08. Oktober 2019 – Nachtschicht

Also einen Klartraum habe ich nicht gehabt, aber einen Urinus- Interuptus. Soll heißen, ich musste im Traum so dolle, dass sich dort alles um Toiletten drehte. Wahrscheinlich Nachwirkungen von dem dämlichen Tee. Erst konnte ich kein Klo finden, dann war es außer Betrieb. Später war ich in der Wohnung, das heißt in unserer alten Wohnung in Vilshofen, und wollte dort, aber das war besetzt. Ich musste schon so dolle, dass ich zum Küchenwaschbecken ging, das stand aber mit ungewaschenem Geschirr voll, was völlig untypisch war, und dann konnte ich nicht, obwohl ich wollte, halt nur nicht dort. Also habe ich einen Putzeimer aus dem Schrank genommen, und endlos reingepinkelt. Es hörte überhaupt nicht mehr auf, und ich musste immer noch! Bevor der Eimer überlief, habe ich dann doch aufgehört, aber es war noch immer so schlimm, wie vorher. Eigentlich hätte mir spätestens dann aufgehen müssen, dass ich träume, denn der Eimer fasst fünf Liter. Bin ich aber nicht. Die Suche ging noch eine Weile weiter, und dann merkte ich, dass ich im Bett lag, und nun ja, in echt aufs Klo musste.

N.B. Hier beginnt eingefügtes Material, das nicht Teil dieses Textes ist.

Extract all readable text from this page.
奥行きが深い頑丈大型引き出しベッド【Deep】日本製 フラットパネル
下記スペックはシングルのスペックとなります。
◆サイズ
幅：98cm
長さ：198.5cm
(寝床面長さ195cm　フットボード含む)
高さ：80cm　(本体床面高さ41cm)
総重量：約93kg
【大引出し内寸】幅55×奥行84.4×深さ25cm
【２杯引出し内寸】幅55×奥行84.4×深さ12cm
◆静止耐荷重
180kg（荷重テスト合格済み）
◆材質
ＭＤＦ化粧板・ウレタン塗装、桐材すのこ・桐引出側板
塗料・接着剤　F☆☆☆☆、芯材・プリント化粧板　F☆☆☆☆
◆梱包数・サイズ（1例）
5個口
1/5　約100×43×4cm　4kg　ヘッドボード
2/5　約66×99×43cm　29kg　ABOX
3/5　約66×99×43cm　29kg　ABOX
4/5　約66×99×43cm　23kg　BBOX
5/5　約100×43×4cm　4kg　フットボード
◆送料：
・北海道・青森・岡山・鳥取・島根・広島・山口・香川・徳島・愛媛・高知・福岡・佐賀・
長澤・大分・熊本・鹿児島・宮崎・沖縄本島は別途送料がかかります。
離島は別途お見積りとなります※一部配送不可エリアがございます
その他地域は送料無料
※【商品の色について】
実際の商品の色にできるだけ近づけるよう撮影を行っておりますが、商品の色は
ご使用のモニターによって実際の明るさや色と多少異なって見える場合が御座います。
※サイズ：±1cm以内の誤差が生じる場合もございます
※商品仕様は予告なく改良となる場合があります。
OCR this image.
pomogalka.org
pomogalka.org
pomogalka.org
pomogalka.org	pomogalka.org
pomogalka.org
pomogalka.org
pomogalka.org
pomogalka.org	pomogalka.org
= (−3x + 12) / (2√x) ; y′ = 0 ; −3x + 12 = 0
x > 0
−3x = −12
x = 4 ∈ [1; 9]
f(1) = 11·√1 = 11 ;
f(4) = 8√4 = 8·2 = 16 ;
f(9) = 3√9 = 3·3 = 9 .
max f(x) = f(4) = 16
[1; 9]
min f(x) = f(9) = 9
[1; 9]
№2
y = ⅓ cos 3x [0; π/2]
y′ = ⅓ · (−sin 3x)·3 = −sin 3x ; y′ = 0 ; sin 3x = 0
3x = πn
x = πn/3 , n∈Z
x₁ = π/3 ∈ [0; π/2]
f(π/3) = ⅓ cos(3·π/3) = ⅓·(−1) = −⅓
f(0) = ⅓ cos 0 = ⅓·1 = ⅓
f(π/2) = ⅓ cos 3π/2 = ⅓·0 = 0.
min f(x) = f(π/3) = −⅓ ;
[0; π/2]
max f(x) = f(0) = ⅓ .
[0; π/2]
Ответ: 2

Ich glaube, das beste Zeichen für Klarträume ist, wenn man nicht pinkeln gehen kann. Nirgends! Oder es bringt exakt null Erleichterung. Nicht nur Lichtschalter und Uhren funktionieren nicht, sondern allem voran die Toiletten am allerwenigsten. Immer ist irgendwas, wegen Renovierung geschlossen, die Schüssel nicht angeschlossen, oder verdreckt, hinter der Ecke steht schon einer, und wenn es doch klappt, dann muss man danach gleich wieder. Muss Mama mal fragen, ob ich jemals ins Bett gemacht hab, also als Kind, nicht als Baby.

Am Abend folgte eine Achterbahn der Gefühle, wie ich sie seitdem nicht wieder erlebt habe. Dabei fing alles so toll an. Ich war gerade dabei nach im großen Zelt nach dem Abendessen aufzuräumen, als sich Cartoon-Klänge unter meine Handgriffe legten, eine Posaune begleite meine Rumpfbeuge vorwärts mit einer abwärts rutschtenden Tonleiter, und eine gedämpfte Trompete machte Wap-Wap zu meinem Tellergeklapper. Im ersten Augenblick tat ich das belustigt als Anzeichen von Übernächtigung ab. Dann bemerkte ich, dass meine Kollegen alle grinsend in eine Richtung schauten, und als ich nachsah packte dort tatsächlich gerade eine Band ihre Instrumente aus und schraubte noch an ihren Mundstücken herum.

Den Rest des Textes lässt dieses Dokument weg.